Publication year - 2018
Publication title -
chemistry – a european journal
Language(s) - English
Resource type - Journals
SCImago Journal Rank - 1.687
H-Index - 242
eISSN - 1521-3765
pISSN - 0947-6539
DOI - 10.1002/chem.201803143
Subject(s) - stereocenter , small molecule , combinatorial chemistry , propargyl , steric effects , drug discovery , molecule , chemistry , stereoselectivity , scaffold , stereochemistry , computational biology , nanotechnology , enantioselective synthesis , biology , organic chemistry , materials science , computer science , biochemistry , catalysis , database
Abstract N‐containing quaternary stereocenters represent important motifs in medicinal chemistry.
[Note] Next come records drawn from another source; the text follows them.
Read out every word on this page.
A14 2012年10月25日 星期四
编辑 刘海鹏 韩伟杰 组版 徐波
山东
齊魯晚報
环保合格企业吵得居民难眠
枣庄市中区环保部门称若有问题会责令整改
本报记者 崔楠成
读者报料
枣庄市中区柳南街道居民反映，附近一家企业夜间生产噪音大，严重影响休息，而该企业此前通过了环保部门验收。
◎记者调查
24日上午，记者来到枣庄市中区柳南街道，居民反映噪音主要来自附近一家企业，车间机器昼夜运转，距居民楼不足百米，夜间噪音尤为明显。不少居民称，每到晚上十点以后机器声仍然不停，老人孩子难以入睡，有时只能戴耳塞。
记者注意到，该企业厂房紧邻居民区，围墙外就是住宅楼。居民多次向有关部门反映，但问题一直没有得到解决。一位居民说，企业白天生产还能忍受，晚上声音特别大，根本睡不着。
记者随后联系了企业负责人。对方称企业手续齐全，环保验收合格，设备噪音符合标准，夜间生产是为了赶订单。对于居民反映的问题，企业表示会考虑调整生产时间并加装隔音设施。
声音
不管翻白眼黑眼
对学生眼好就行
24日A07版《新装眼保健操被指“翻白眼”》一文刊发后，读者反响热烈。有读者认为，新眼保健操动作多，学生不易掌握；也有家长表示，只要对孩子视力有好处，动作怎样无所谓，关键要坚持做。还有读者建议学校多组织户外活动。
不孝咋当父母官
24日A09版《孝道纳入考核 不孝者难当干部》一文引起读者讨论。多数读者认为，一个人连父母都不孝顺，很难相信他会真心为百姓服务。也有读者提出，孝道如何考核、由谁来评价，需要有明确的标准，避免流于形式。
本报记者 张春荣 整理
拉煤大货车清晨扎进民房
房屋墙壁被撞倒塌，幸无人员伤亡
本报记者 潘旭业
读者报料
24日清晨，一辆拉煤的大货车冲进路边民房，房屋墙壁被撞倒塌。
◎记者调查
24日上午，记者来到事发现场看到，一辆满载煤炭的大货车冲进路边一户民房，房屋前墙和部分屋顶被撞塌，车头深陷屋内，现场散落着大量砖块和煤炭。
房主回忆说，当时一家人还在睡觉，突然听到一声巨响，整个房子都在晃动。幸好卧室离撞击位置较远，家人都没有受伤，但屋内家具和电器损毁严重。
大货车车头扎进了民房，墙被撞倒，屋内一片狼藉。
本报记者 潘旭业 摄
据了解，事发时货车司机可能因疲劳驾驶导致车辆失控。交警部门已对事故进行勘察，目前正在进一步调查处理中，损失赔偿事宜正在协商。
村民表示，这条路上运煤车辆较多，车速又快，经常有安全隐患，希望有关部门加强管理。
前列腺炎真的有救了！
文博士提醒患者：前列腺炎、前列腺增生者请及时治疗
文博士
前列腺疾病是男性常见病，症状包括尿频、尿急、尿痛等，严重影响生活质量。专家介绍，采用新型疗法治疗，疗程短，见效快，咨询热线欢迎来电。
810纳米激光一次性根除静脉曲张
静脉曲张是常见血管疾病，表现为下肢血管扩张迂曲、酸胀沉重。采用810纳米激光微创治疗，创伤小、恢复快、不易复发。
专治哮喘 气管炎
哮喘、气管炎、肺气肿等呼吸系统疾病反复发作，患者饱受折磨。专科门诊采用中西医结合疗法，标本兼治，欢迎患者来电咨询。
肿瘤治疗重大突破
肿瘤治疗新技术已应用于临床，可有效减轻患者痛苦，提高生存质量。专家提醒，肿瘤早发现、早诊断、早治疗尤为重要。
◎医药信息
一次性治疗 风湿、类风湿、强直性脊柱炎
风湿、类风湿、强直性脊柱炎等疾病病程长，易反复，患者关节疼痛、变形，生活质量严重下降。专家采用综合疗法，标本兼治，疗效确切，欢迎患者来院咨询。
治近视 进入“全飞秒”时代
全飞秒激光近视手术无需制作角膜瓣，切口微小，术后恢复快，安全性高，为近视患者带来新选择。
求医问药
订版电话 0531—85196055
However, due to their inherently sterically hindered nature, they remain underrepresented in small molecule screening collections. As such, the development of synthetic routes to generate small molecules that incorporate this particular feature are highly desirable. Herein, we describe the diversity‐oriented synthesis (DOS) of a diverse collection of structurally distinct small molecules featuring this three‐dimensional (3D) motif. The subsequent derivatisation and the stereoselective synthesis exemplified the versatility of this strategy for drug discovery and library enrichment. Chemoinformatic analysis revealed the enhanced sp 3 character of the target library and demonstrated that it represents an attractive collection of biologically diverse small molecules with high scaffold diversity.